2. Label the emotion. Once we can identify the feeling and label it we release hormones in our brain. If we identify our feeling as pleasurable we will release additional pleasure hormones once we label it. If it is something upsetting or difficult, try to label it as well. Once we label a difficult emotion we send a signal to our brain that decreases the stress hormones. Hold onto the feeling and try to identify it rather than acting it out. The reason we have difficulty holding our feelings is that we were often taught to deny or suppress our feelings as children. To become emotionally fit we need to learn how to hold onto our feelings, and then release them in a natural manner.
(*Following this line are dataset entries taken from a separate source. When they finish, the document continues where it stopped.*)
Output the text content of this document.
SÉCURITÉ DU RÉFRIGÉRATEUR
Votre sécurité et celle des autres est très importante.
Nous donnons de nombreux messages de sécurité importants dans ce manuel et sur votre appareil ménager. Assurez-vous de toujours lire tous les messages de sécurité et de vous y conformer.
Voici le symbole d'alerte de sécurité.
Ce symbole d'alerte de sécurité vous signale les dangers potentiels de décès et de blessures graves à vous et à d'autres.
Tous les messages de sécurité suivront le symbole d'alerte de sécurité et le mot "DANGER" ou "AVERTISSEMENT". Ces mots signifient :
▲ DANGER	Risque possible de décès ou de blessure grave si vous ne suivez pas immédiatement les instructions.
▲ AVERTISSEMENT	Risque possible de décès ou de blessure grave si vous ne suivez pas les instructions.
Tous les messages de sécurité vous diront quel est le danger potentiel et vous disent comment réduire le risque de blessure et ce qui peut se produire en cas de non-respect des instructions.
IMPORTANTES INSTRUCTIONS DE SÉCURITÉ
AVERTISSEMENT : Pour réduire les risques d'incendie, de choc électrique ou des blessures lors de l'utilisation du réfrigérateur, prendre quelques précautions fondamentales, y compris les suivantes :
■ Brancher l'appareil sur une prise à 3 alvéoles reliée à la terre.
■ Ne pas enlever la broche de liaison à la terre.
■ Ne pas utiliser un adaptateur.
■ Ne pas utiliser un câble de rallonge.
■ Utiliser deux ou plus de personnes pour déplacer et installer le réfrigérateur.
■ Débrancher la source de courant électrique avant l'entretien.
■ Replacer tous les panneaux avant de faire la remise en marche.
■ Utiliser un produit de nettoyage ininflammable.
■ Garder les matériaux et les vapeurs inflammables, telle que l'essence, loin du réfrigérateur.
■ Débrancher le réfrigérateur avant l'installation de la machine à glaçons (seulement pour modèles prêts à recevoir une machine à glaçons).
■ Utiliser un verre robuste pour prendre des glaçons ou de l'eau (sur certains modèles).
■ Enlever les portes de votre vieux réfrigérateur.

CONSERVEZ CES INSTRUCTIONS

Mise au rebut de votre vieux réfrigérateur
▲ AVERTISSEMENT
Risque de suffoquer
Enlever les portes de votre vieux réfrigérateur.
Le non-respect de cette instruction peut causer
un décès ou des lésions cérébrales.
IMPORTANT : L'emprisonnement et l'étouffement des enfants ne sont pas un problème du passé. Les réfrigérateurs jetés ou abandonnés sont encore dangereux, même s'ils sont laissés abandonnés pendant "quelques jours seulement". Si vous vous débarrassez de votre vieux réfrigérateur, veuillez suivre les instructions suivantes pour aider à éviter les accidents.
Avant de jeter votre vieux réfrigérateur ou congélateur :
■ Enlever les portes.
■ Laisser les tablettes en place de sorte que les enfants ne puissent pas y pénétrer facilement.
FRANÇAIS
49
3. Be curious. Even if you do not have the answers, keep asking yourself the questions. Why am I feeling this way? What might that person be feeling now? What are my motivations? What might the motivation of the other person be? It is usually the motivation rather than the behaviour that is truly interesting. People are endlessly fascinating and entertaining if you allow your curiosity to lead you.

4. Manage your defensiveness. We all have defensive reactions to things, and nobody wants to get hurt. We tend to put up defenses when we feel vulnerable, but there is a big cost to defensiveness. The greatest cost of defensiveness is that we stop learning when we are defensive. In order to learn and grow it helps if you can be honest with yourself and listen to others, even when it hurts. Remember, emotional pain will not kill you but it will give you valuable information if you pay attention to it without defending yourself.

5. Practice, practice, practice. Just like sports, we get better as we practice. Whether we are a gifted athlete or not, the only way we become very good at something is through practice. We certainly need to accept and allow mistakes -- we are not expected to be perfect. It is arrogant to think we can be 'on the mark' each time we deal with an emotional situation. If you need to apologize to somebody for getting it wrong, including yourself, do it with as much openness as possible. The more we do this, the more gracious and emotionally fit we become.